Labrador has clashed with Otter for years, going back to his two terms in the state legislature. In 2008, Labrador helped replace the state Republican Party chairman, who was backed by Otter, with the more conservative Norm Samenko. More recently, Labrador used his heft as a congressman to lobby members of the state legislature against Otter's plan to implement a healthcare exchange under Obamacare.
"I wouldn’t say they are enemies," said Jonathan Parker, who was the state party's executive director for three and a half years until last year. "But they definitely are in different camps."
Otter's spokesman, Jon Hanian, said in an e-mail that Otter "has never said -- and I have never heard anyone suggest -- that he is running to keep somebody else 'out.' That's a new one. Beyond that I can't comment on his campaign."
If Labrador decides to run, it will be in keeping with his track record of not shying away from a fight that he thinks is worth fighting. Reflecting on his appearance on MSNBC, he said he relished the back and forth.
"It's not the most comfortable thing, but I actually like the fight," he said.
Labrador credited his scrappiness to his experience as a trial lawyer, and to his mother, who passed away eight years ago -- she "wouldn't suffer fools gladly," he said.
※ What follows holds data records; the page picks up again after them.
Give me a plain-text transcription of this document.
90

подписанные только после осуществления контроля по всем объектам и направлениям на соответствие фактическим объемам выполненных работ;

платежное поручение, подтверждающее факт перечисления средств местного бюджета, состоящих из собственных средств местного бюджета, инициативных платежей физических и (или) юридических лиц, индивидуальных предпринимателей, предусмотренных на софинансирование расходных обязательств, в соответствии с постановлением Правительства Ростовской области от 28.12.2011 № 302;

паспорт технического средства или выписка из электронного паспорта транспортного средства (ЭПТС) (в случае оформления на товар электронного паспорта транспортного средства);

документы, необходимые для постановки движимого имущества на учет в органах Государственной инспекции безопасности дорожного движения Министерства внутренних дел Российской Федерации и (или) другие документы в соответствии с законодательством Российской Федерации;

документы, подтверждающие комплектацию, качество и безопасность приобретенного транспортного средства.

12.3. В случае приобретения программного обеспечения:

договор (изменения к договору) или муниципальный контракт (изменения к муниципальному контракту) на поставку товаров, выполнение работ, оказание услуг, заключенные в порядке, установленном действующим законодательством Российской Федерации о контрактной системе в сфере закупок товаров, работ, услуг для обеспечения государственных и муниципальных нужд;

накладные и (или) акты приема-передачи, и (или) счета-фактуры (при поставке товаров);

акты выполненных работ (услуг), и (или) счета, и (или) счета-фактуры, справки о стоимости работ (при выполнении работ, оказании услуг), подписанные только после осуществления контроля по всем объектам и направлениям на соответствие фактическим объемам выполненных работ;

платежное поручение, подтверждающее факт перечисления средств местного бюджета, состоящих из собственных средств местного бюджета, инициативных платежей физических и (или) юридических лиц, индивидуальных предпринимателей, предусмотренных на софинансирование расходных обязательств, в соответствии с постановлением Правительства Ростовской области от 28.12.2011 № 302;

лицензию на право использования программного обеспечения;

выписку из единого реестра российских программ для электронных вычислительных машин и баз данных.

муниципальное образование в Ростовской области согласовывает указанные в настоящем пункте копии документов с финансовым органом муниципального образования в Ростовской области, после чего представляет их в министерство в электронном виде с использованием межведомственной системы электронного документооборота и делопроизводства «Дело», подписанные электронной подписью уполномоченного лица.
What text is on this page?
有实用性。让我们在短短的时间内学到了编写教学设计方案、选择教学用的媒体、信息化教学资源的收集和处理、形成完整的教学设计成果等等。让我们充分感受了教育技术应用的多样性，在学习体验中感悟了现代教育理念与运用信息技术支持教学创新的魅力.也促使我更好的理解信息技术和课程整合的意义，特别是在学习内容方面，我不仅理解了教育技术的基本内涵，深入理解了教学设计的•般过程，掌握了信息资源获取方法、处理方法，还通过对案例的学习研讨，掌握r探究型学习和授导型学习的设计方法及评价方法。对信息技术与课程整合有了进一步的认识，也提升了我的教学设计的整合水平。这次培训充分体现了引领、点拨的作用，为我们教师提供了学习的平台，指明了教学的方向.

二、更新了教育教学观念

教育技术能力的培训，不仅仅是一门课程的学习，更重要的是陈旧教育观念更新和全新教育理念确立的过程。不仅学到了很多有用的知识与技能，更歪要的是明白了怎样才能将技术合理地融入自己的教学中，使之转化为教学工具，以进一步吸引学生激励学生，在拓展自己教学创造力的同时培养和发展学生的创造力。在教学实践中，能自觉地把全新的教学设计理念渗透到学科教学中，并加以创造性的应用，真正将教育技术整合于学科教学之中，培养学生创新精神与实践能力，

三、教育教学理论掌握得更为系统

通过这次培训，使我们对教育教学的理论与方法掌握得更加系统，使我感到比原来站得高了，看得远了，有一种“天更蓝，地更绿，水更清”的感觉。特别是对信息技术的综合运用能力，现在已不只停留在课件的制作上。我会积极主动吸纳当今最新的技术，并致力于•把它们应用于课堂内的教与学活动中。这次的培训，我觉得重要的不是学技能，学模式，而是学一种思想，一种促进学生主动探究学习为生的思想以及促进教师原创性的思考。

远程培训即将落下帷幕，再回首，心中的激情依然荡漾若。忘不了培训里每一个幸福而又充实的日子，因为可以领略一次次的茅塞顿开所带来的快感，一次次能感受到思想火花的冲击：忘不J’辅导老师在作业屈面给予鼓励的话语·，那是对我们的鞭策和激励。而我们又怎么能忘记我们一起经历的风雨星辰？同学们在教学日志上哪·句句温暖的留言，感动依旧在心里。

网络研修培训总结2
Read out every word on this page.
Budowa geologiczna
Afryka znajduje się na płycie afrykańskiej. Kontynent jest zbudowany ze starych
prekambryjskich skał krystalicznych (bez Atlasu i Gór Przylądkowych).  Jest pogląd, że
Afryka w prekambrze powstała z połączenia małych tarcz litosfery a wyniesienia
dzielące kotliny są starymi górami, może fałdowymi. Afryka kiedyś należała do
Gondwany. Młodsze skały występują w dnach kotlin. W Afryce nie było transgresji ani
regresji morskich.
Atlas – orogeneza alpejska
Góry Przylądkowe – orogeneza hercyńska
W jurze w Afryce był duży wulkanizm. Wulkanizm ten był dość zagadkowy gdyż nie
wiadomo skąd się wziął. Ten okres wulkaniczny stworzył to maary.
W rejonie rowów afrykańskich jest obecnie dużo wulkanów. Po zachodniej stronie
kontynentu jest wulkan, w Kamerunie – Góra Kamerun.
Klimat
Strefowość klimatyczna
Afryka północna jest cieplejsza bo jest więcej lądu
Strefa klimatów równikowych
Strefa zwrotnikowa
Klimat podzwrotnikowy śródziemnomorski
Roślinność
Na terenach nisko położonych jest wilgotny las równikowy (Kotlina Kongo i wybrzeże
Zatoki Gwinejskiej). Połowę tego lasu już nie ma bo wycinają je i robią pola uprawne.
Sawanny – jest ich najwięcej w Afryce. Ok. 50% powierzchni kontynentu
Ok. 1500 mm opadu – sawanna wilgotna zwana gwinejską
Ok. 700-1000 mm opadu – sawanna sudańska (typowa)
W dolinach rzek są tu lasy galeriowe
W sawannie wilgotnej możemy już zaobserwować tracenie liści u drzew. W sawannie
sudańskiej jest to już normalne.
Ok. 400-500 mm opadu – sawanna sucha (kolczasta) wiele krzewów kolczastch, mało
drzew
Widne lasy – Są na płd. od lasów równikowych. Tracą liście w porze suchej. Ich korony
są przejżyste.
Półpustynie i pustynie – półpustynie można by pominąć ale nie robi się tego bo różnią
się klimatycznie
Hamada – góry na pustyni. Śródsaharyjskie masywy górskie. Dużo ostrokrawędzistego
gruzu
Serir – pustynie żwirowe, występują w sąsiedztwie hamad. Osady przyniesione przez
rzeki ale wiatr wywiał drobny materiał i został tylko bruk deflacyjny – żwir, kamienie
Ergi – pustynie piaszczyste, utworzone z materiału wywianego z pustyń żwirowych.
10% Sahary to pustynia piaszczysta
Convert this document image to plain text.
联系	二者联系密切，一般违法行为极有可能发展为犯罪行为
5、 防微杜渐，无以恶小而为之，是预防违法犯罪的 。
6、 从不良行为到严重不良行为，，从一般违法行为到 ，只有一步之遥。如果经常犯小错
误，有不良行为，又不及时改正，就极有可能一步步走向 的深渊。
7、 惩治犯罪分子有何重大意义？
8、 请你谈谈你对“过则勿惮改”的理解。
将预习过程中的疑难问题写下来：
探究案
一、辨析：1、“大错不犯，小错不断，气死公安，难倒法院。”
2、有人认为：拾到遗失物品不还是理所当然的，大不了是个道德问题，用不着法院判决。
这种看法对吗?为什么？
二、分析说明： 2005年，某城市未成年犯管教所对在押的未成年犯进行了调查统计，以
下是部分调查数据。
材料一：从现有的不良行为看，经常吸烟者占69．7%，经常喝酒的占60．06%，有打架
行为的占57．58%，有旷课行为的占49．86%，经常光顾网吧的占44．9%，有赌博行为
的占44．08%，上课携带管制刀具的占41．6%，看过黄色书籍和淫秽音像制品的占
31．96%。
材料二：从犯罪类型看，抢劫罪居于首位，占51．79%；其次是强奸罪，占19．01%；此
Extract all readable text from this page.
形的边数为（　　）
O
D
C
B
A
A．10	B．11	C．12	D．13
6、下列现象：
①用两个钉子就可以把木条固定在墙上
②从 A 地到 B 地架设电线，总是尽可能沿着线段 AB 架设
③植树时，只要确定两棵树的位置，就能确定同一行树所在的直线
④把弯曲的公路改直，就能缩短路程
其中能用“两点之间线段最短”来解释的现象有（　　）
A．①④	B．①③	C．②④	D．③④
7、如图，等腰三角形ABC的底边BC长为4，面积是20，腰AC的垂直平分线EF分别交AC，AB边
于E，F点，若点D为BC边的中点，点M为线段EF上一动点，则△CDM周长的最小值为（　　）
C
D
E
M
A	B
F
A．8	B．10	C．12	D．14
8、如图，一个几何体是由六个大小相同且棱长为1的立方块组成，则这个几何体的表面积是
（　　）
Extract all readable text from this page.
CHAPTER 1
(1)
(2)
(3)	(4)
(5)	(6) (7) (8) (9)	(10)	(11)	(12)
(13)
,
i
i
"Especially on shows like that show on MSNBC where it's so one-sided, where you have four against one … I think sometimes Republicans are afraid to make their arguments," Labrador said. "I think it's my duty to go out and speak with people who disagree with me, so I can try to convince them of our ideas."
He acknowledged that the tea party lawmakers in Congress are still thought of primarily as obstructionist, an impression that is likely to gain steam if they follow through on threats to shut down the government unless Obamacare is defunded.
"I think that's highly unfair," Labrador said of the obstructionist charge. "But I'm not going to complain about it. I just need to do a better job of going out there."